Russian original Egor Fedotov, also known as Ships Fly Up, offers us a third full-length album by the name of Ghost Kingdom, a clear tribute to ominous progressive post-rock that makes you feel like you’re standing in an empty field on a cloudy day, waiting for the world to end. All work done by Fedotov, from recording to mixing to the album artwork. Respectable as heck!
Instrumental in its entirety, the main quality of this album can easily be described as atmospheric and ambient. Now, if were talking about a piece of work that is defined by the originalities of each track, still fitting together but each individual song being different than the last, this isn’t where one should look. What’s found here is nine tracks that all sound relatively the same, but if used in the proper scenario, are a progressive work of forty-five minutes developing a soothing ensemble of melancholy melodies. This type of composition has its own realm in the world of music, as it serves another purpose aside from just being enjoyable music. Hearing a sort-of emptiness and ominous set of sounds is soothing to any human, and can really trigger the “flow” state. Just like when us millennials listen to “study” music on YouTube to help us focus, and when yogis chant the “Om” sound for this same purpose. This may or may not have been the intention here, but I definitely feel the state of calmness the artist might have been trying to communicate.
Rhythmically and theoretically speaking, multi-instrumentalist Egor knows what he is doing. There are rarely moments of discomfort, but those moments do exist; like on the first track “Ghost Kingdom,” where the strings appearing about three minutes in sound slightly dissonant to the rest of the tune and could use a little harmonic revision, but this isn’t a large scale issue for this album. Something I really appreciate is the nuances and dynamics of the second song “About Death,” where you can really hear that Egor is, in fact, a great musician. You can really feel all the soft touches and details. Although I am appreciative of many aspects of this album, I do crave more in-depth and theoretically impressive (and maybe a little ridiculous?) instrumental music, but that isn’t always necessary. So what do I know, really?

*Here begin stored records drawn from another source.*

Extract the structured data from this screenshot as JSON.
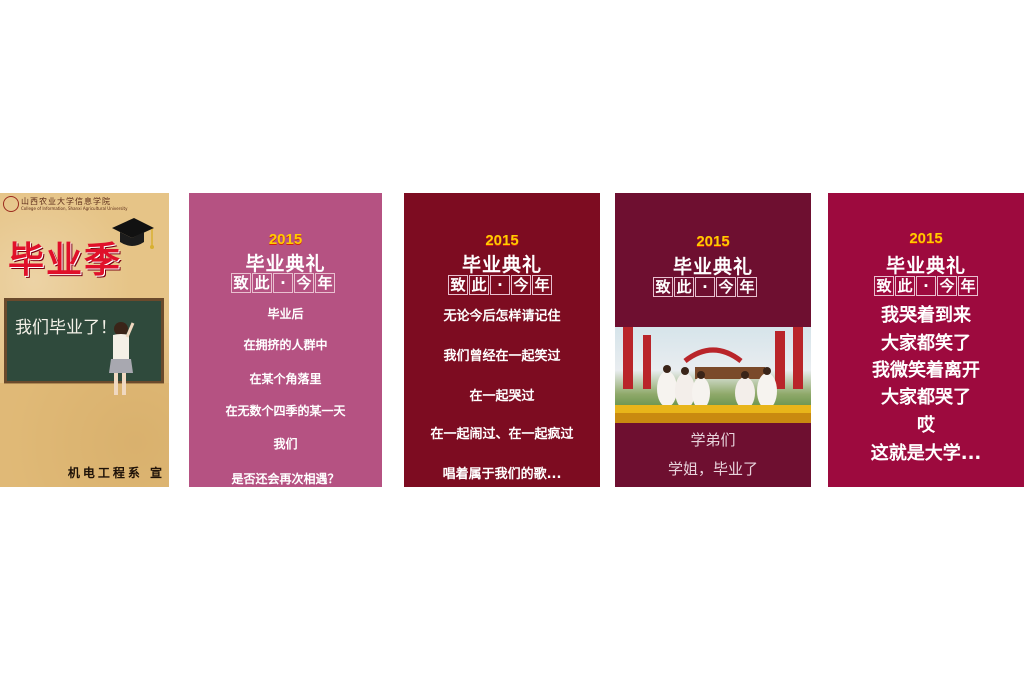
{
  "panel1": {
    "school": "山西农业大学信息学院",
    "school_en": "College of Information, Shanxi Agricultural University",
    "headline": "毕业季",
    "chalkboard": "我们毕业了！",
    "department": "机电工程系 宣"
  },
  "panel2": {
    "year": "2015",
    "title": "毕业典礼",
    "grid": [
      "致",
      "此",
      "·",
      "今",
      "年"
    ],
    "lines": [
      "毕业后",
      "在拥挤的人群中",
      "在某个角落里",
      "在无数个四季的某一天",
      "我们",
      "是否还会再次相遇？"
    ]
  },
  "panel3": {
    "year": "2015",
    "title": "毕业典礼",
    "grid": [
      "致",
      "此",
      "·",
      "今",
      "年"
    ],
    "lines": [
      "无论今后怎样请记住",
      "我们曾经在一起笑过",
      "在一起哭过",
      "在一起闹过、在一起疯过",
      "唱着属于我们的歌..."
    ]
  },
  "panel4": {
    "year": "2015",
    "title": "毕业典礼",
    "grid": [
      "致",
      "此",
      "·",
      "今",
      "年"
    ],
    "captions": [
      "学弟们",
      "学姐，毕业了"
    ]
  },
  "panel5": {
    "year": "2015",
    "title": "毕业典礼",
    "grid": [
      "致",
      "此",
      "·",
      "今",
      "年"
    ],
    "lines": [
      "我哭着到来",
      "大家都笑了",
      "我微笑着离开",
      "大家都哭了",
      "哎",
      "这就是大学..."
    ]
  },
  "colors": {
    "panel2_bg": "#b55282",
    "panel3_bg": "#7d0c21",
    "panel4_bg": "#6e0f30",
    "panel5_bg": "#9d0a3e",
    "year_gold": "#ffcc00",
    "headline_red": "#e0102a"
  }
}
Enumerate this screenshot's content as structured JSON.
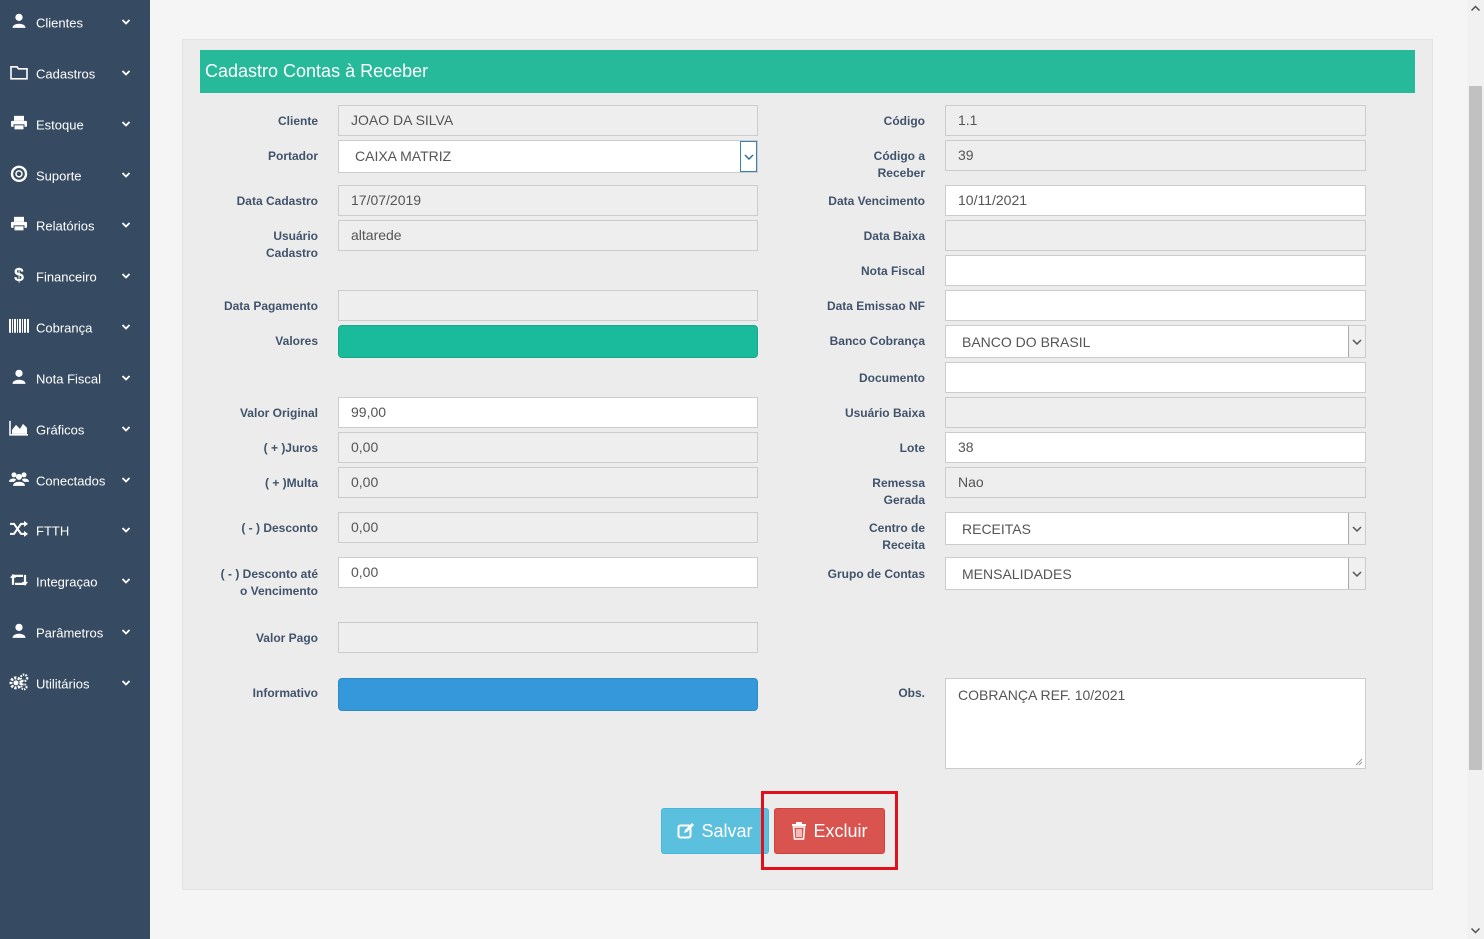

In the end, the all-in-all composition of Ghost Kingdom is quite pleasing and will most likely grab many with its lulling properties, deep synths (which are always awesome), and thought provoking qualities. Ships Fly Up already has an original sound and feel, and has obviously built a solid base for a discography that is colourful yet true to the artist’s sound and style. You’ll never have to convince me that the world doesn’t need more progressive music, because it always does. The dreamier, the better.